A Moving Target Defense to Detect Stealthy Attacks in Cyber-Physical Systems

Jairo Giraldo1, Alvaro Cardenas1, Ricardo G. Sanfelice2

  • 1University of Texas at Dallas
  • 2University of California

Details

11:00 - 11:20 | Wed 10 Jul | Room 401-402 | WeA11.4

Session: Security and Privacy of Cyber-Physical Systems

Abstract

Cyber-Physical Systems (CPS) have traditionally been considered more static, with regular communication patterns when compared to classical information technology networks. Because the structure of most CPS remains unchanged during long periods of time, they become vulnerable to adversaries who can tailor their attacks based on their precise knowledge of the system dynamics, communications, and control. Moving Target Defense (MTD) has emerged as a strategy to add uncertainty about the state and execution of a system in order to prevent adversaries from having predictable effects with their attacks.
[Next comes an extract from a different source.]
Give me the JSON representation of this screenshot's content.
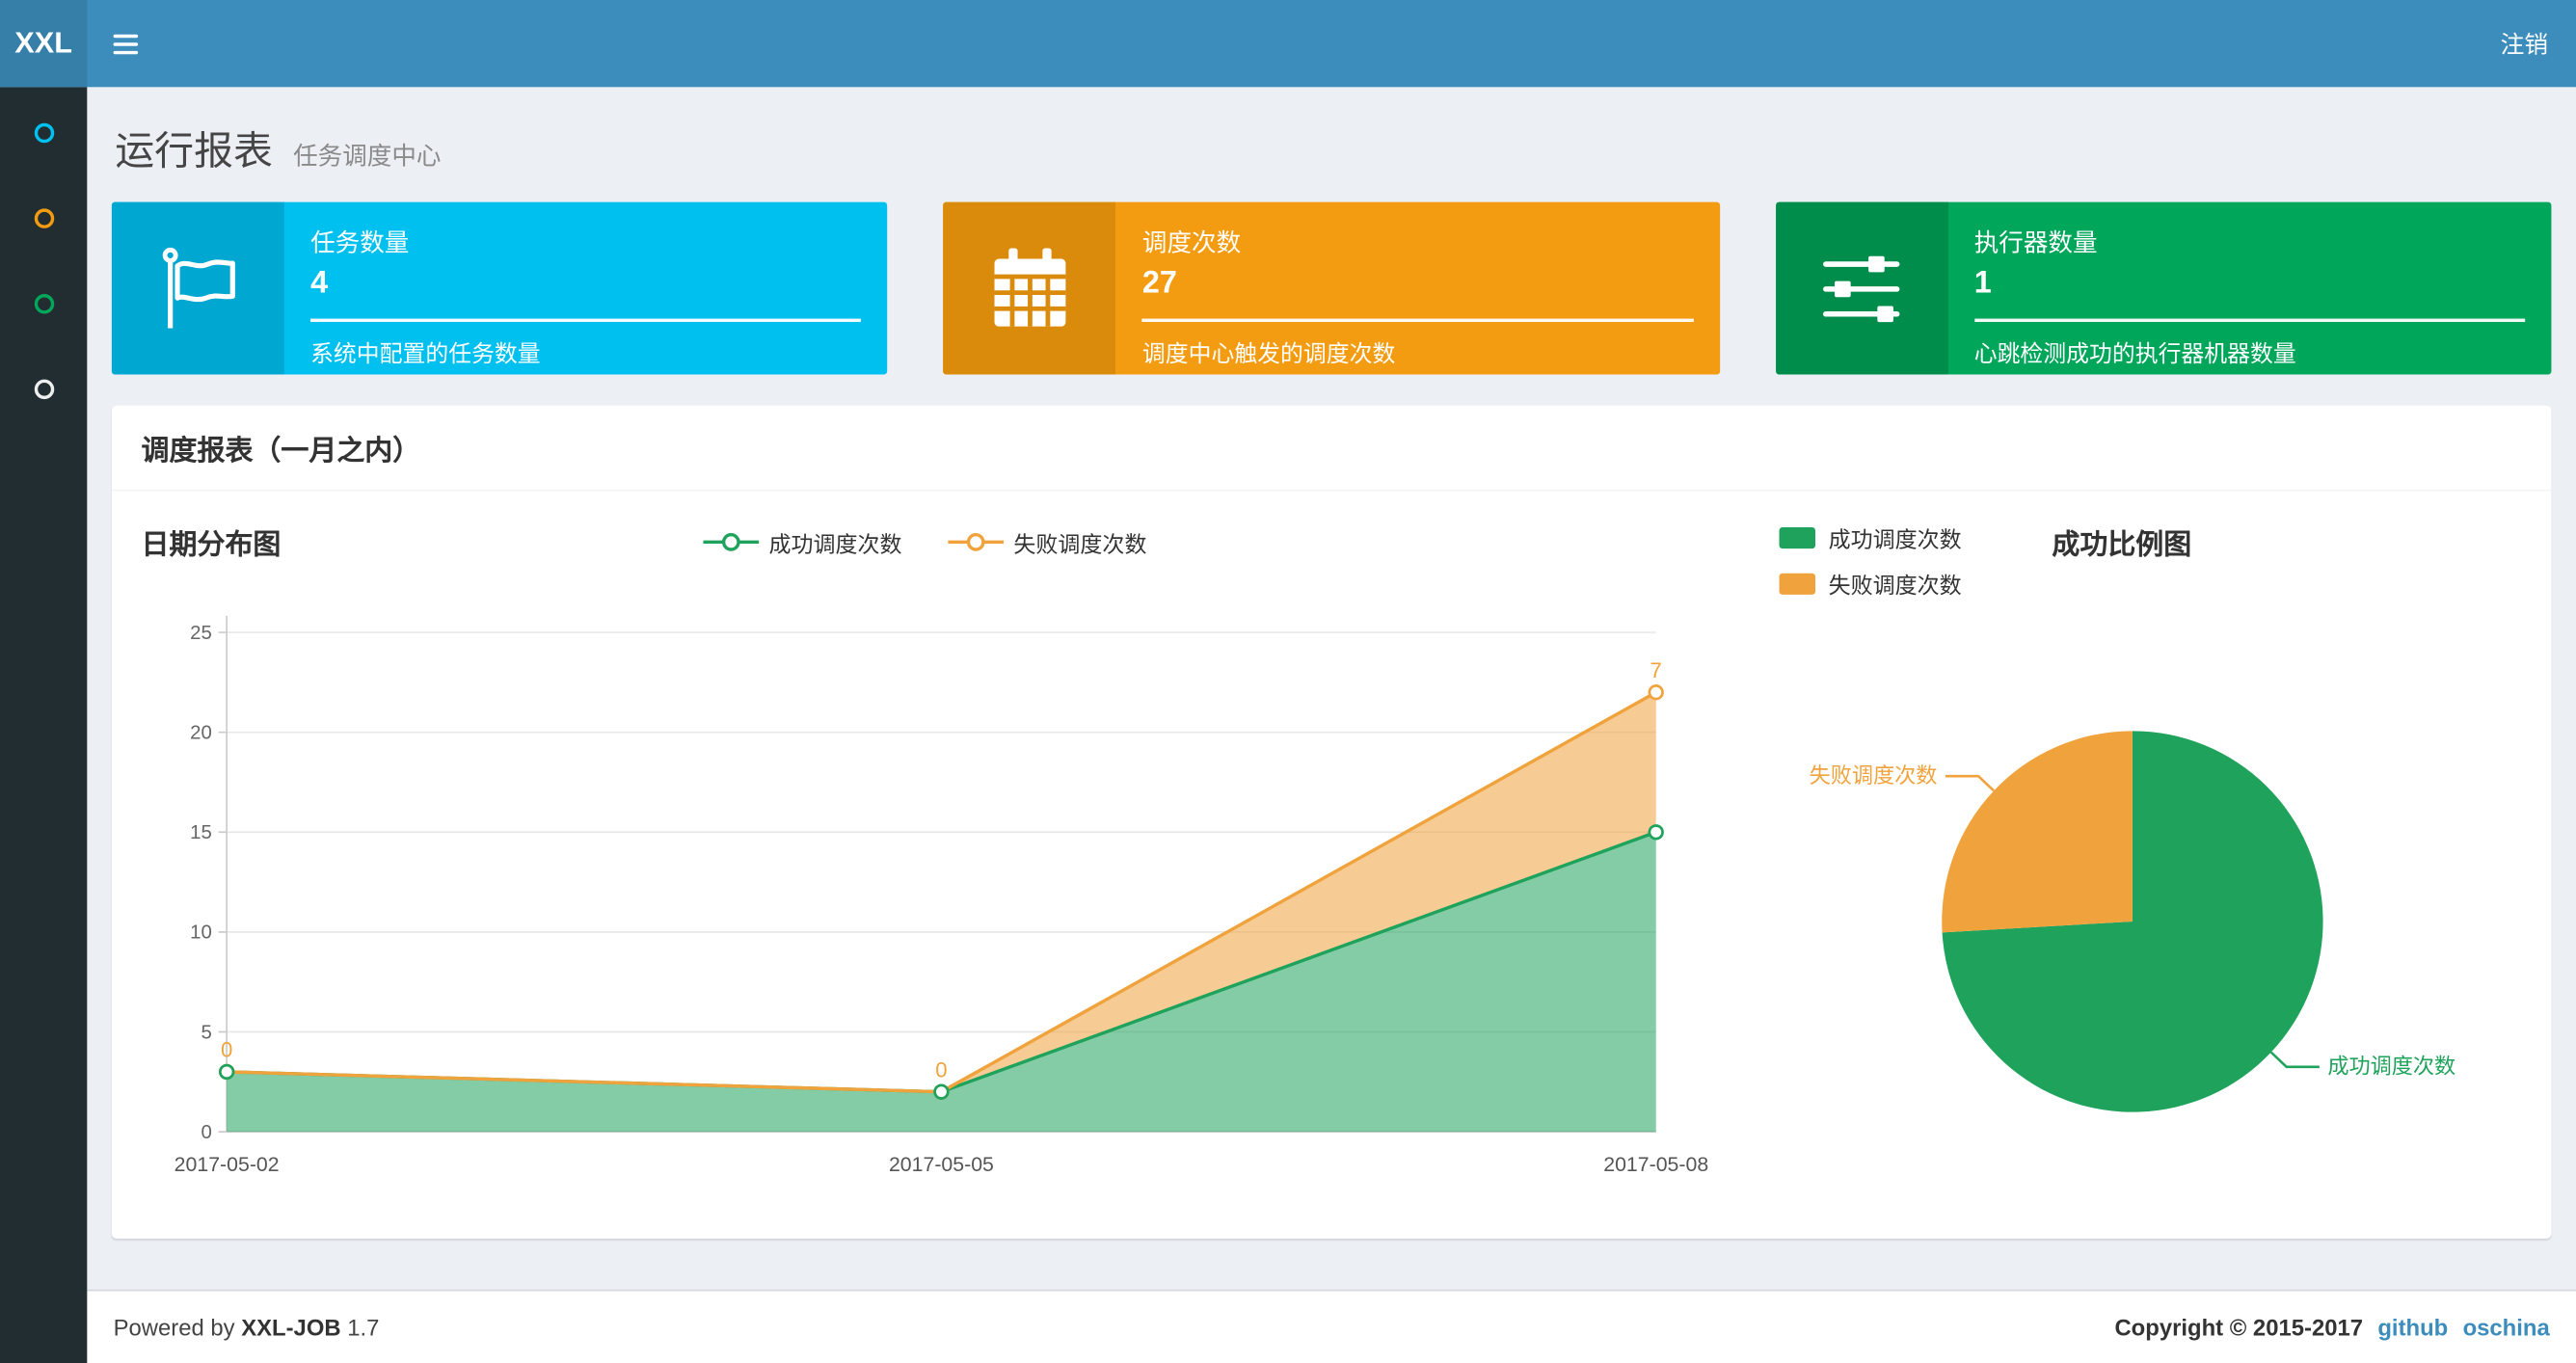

In this work we propose a novel type of MTD strategy that randomly changes the availability of the sensor data, so that it is harder for adversaries to tailor stealthy attacks and at the same time it can minimize the impact of false-data injection attacks. Using tools from switched control systems we formulate an optimization problem to find the probability of the switching signals that increase the visibility of stealthy attacks while decreasing the deviation caused by false data injection attacks.